Si Keynes s'était essayé à la stratégie, il n'aurait pas dit mieux. Quoi de mieux qu'une ambitieuse politique de relance pour faire repartir la croissance ? Quoi de mieux qu'une action audacieuse pour inverser la tendance ?

Dans un précédent billet, nous avions recommandé la même utilisation de la ruse. Cela n'est que du bon sens. Henri IV lors de la bataille de Fontaine-Française, les Allemands lors de la bataille des Ardennes (et d'une certaine mesure en 1940 comme ils étaient en mauvaise posture stratégique et géopolitique), Hannibal lors de seconde guerre punique, etc. Ces exemples montrent que les généraux ont avant tout rusé lorsqu'ils n'avaient plus le choix.

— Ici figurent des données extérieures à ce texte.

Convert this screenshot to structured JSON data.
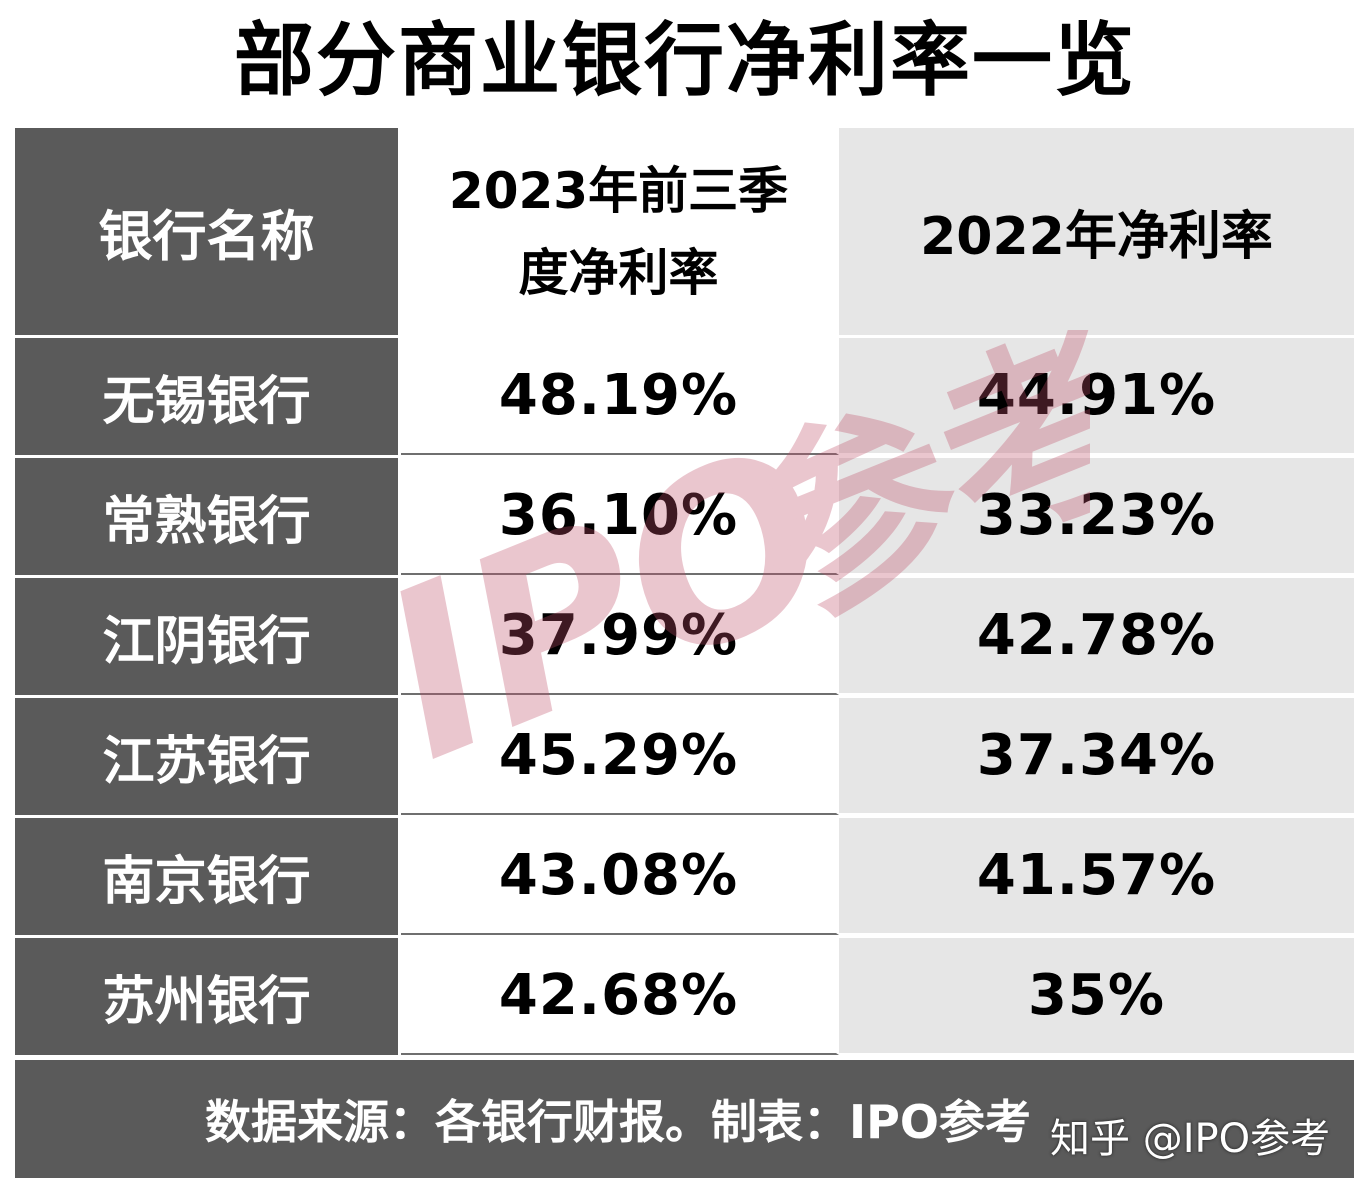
{
  "title": "部分商业银行净利率一览",
  "chart_data": {
    "type": "table",
    "title": "部分商业银行净利率一览",
    "columns": [
      "银行名称",
      "2023年前三季度净利率",
      "2022年净利率"
    ],
    "header": {
      "bank": "银行名称",
      "q3_2023_line1": "2023年前三季",
      "q3_2023_line2": "度净利率",
      "y2022": "2022年净利率"
    },
    "rows": [
      {
        "bank": "无锡银行",
        "q3_2023": "48.19%",
        "y2022": "44.91%"
      },
      {
        "bank": "常熟银行",
        "q3_2023": "36.10%",
        "y2022": "33.23%"
      },
      {
        "bank": "江阴银行",
        "q3_2023": "37.99%",
        "y2022": "42.78%"
      },
      {
        "bank": "江苏银行",
        "q3_2023": "45.29%",
        "y2022": "37.34%"
      },
      {
        "bank": "南京银行",
        "q3_2023": "43.08%",
        "y2022": "41.57%"
      },
      {
        "bank": "苏州银行",
        "q3_2023": "42.68%",
        "y2022": "35%"
      }
    ]
  },
  "footer": "数据来源：各银行财报。制表：IPO参考",
  "credit": "知乎 @IPO参考",
  "watermark": "IPO参考",
  "colors": {
    "header_dark": "#5a5a5a",
    "col3_bg": "#e6e6e6",
    "watermark": "#c0506a"
  }
}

Et l'histoire montre également la pertinence de la pensée clausewitzienne. Si nous prenons l'exemple de l'Allemagne en 1940, le plan allemand était un coup de poker qui était, à la fois, nécessaire et si risqué puisque si le plan échouait (et il n'a pas échoué de peu) l'Allemagne perdait.

En définitive, Clausewitz ne rejette pas du tout la ruse, ni une quelconque approche indirecte. Clausewitz analyse l'acte de ruse et en conclut qu'elle est le plus souvent dangereuse et nuisible, mais parfois nécessaire.